The devices receiving CM10 nightlies this evening include (but aren't limited to):

# The US SGS3 variants
# The Galaxy Nexus variants
# The Nexus S varaints
# The Nexus 7
# The Transformer and Transformer Prime
# The SGS1 variants (Vibrant, Captivate, International, and i9000b)
# The SGS2 i9100g
# P3 and P5 tablets

Other devices will join the roster as they become ready and gain their maintainers blessing for nightlies.


----------



## Brawlking (Aug 28, 2011)

Tease...


----------



## alias4ever (Apr 19, 2012)

Brawlking said:


> Tease...


I COMPLETELY agree, you tease!







Was so excited to see the post too. So not cool. Give us some better more Touchpad news eh?


----------



## nevertells (Oct 29, 2011)

Brawlking said:


> I COMPLETELY agree, you tease!
> 
> 
> 
> ...


Guess one can't please all of the people all of the time. Figured you would be happy to know that the development of CM10 is moving along, which should mean CM10 for the TouchPad shouldn't be too far(days/weeks/months) behind.


----------



## Brawlking (Aug 28, 2011)

nevertells said:


> Guess one can't please all of the people all of the time. Figured you would be happy to know that the development of CM10 is moving along, which should mean CM10 for the TouchPad shouldn't be too far(days/weeks/months) behind.

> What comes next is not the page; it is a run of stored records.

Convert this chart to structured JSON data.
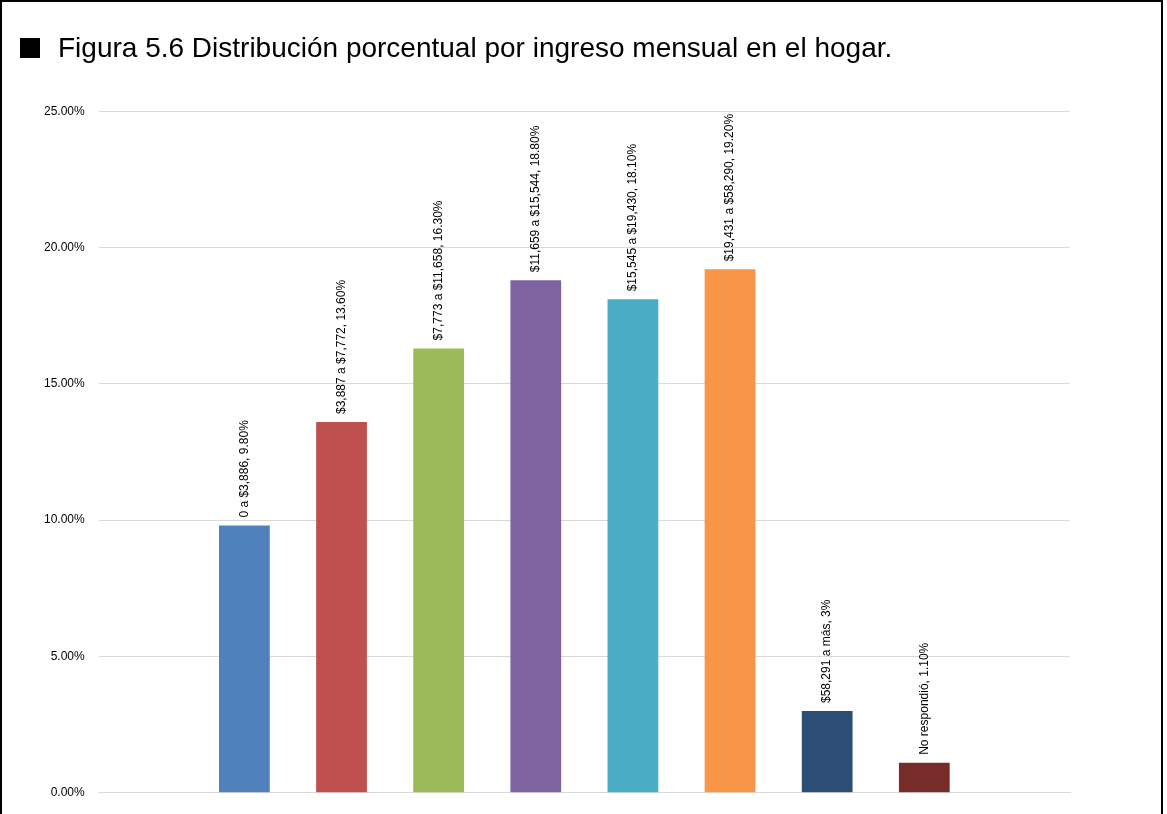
{
  "chart_data": {
    "type": "bar",
    "title": "Figura 5.6 Distribución porcentual por ingreso mensual en el hogar.",
    "categories": [
      null,
      null,
      null,
      null,
      null,
      null,
      null,
      null,
      null,
      null
    ],
    "values": [
      null,
      9.8,
      13.6,
      16.3,
      18.8,
      18.1,
      19.2,
      3,
      1.1,
      null
    ],
    "colors": [
      "#4f81bd",
      "#4f81bd",
      "#c0504d",
      "#9bbb59",
      "#8064a2",
      "#4bacc6",
      "#f79646",
      "#2c4d75",
      "#772c2a",
      "#772c2a"
    ],
    "value_labels": [
      null,
      "0 a $3,886, 9.80%",
      "$3,887 a $7,772, 13.60%",
      "$7,773 a $11,658, 16.30%",
      "$11,659 a $15,544, 18.80%",
      "$15,545 a $19,430, 18.10%",
      "$19,431 a $58,290, 19.20%",
      "$58,291 a más, 3%",
      "No respondió, 1.10%",
      null
    ],
    "ylim": [
      0,
      25
    ],
    "yticks": [
      {
        "value": 0,
        "label": "0.00%"
      },
      {
        "value": 5,
        "label": "5.00%"
      },
      {
        "value": 10,
        "label": "10.00%"
      },
      {
        "value": 15,
        "label": "15.00%"
      },
      {
        "value": 20,
        "label": "20.00%"
      },
      {
        "value": 25,
        "label": "25.00%"
      }
    ],
    "grid": "y",
    "legend": false,
    "tick_labels": "y"
  }
}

I am, I was just giving you a hard time like buddies do


----------



## nevertells (Oct 29, 2011)

Brawlking said:


> I am, I was just giving you a hard time like buddies do


No big deal. We're still buds!


----------



## rwcqlove (Apr 7, 2012)

still waiting for touchpad, anyone knows when it will be available ?


----------



## Dongers (Jul 4, 2012)

rwcqlove said:


> still waiting for touchpad, anyone knows when it will be available ?


Two weeks.....


----------



## Brawlking (Aug 28, 2011)

Dongers said:


> still waiting for touchpad, anyone knows when it will be available ?


rwcqlove, the first rule of CyanogenMod is "Do not ask for ETAs" the answer will always be "Two weeks"


----------



## Dongers (Jul 4, 2012)

Brawlking said:


> Baahahahaha! Been so long since I've heard that one... Now is the perfect time to bring it back.
> 
> rwcqlove, the first rule of CyanogenMod is "Do not ask for ETAs" the answer will always be "Two weeks"


MWAHAHAHA....Sorry....couldn't resist....


----------



## JustinTime (Dec 15, 2011)

Brawlking said:


> Baahahahaha! Been so long since I've heard that one... Now is the perfect time to bring it back.


What??? I just heard it Two Weeks ago!


----------



## Brawlking (Aug 28, 2011)

JustinTime said:


> What??? I just heard it Two Weeks ago!


lulz


----------